In an article written by Dan Walters for CalMatters, “Frozen lasagna dispute shows how arbitrary California tax law can be,” Walters highlights the complexity and inconsistency of California’s sales tax system through a dispute involving a small catering business in Fontana.

The article explains that the California Department of Tax and Fee Administration is responsible for collecting roughly $50 billion annually in sales taxes from retailers across the state. While many consumers assume food is generally tax-exempt, the reality is far more complicated due to numerous exceptions and interpretations within the tax code.

The case centers on Henry’s Catering, a one-woman business that sells frozen lasagnas and other prepared foods, primarily to pharmaceutical representatives who reheat and serve the meals during presentations at hospitals and medical offices. The owner classified the frozen meals as tax-exempt because cold food products are typically not taxed in California.

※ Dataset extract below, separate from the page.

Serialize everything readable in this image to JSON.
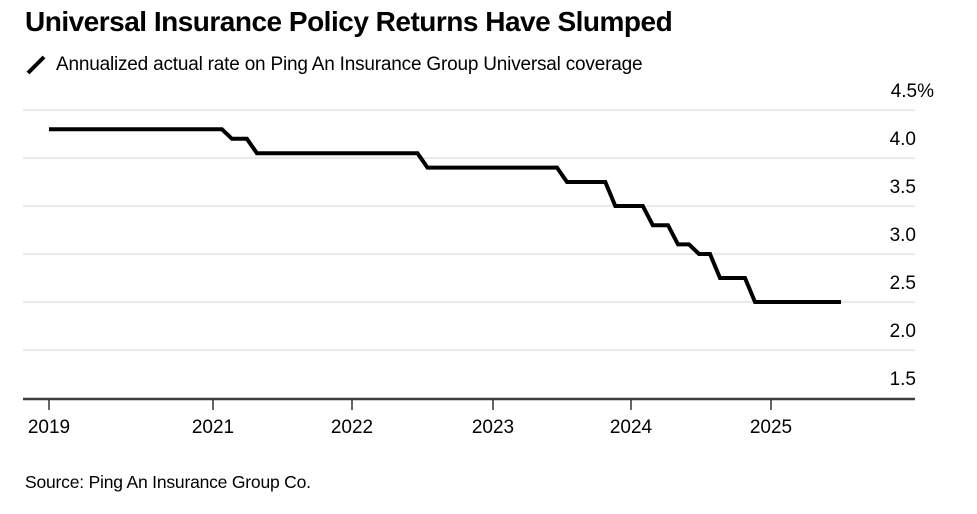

However, after conducting an audit, the state determined the meals should have been taxed because they were intended to be reheated before consumption, effectively classifying them as hot prepared food. The agency ultimately assessed nearly $45,000 in unpaid taxes and interest against the business owner.

The dispute was appealed to the Office of Tax Appeals, where a panel of administrative law judges ruled in favor of the state. Although the judges acknowledged that grocery stores commonly sell frozen lasagna tax-free, they concluded the business owner failed to provide enough evidence proving her products qualified for the exemption.

Walters uses the case to demonstrate how subjective and difficult California’s tax laws can be, especially for small business owners navigating unclear regulatory distinctions.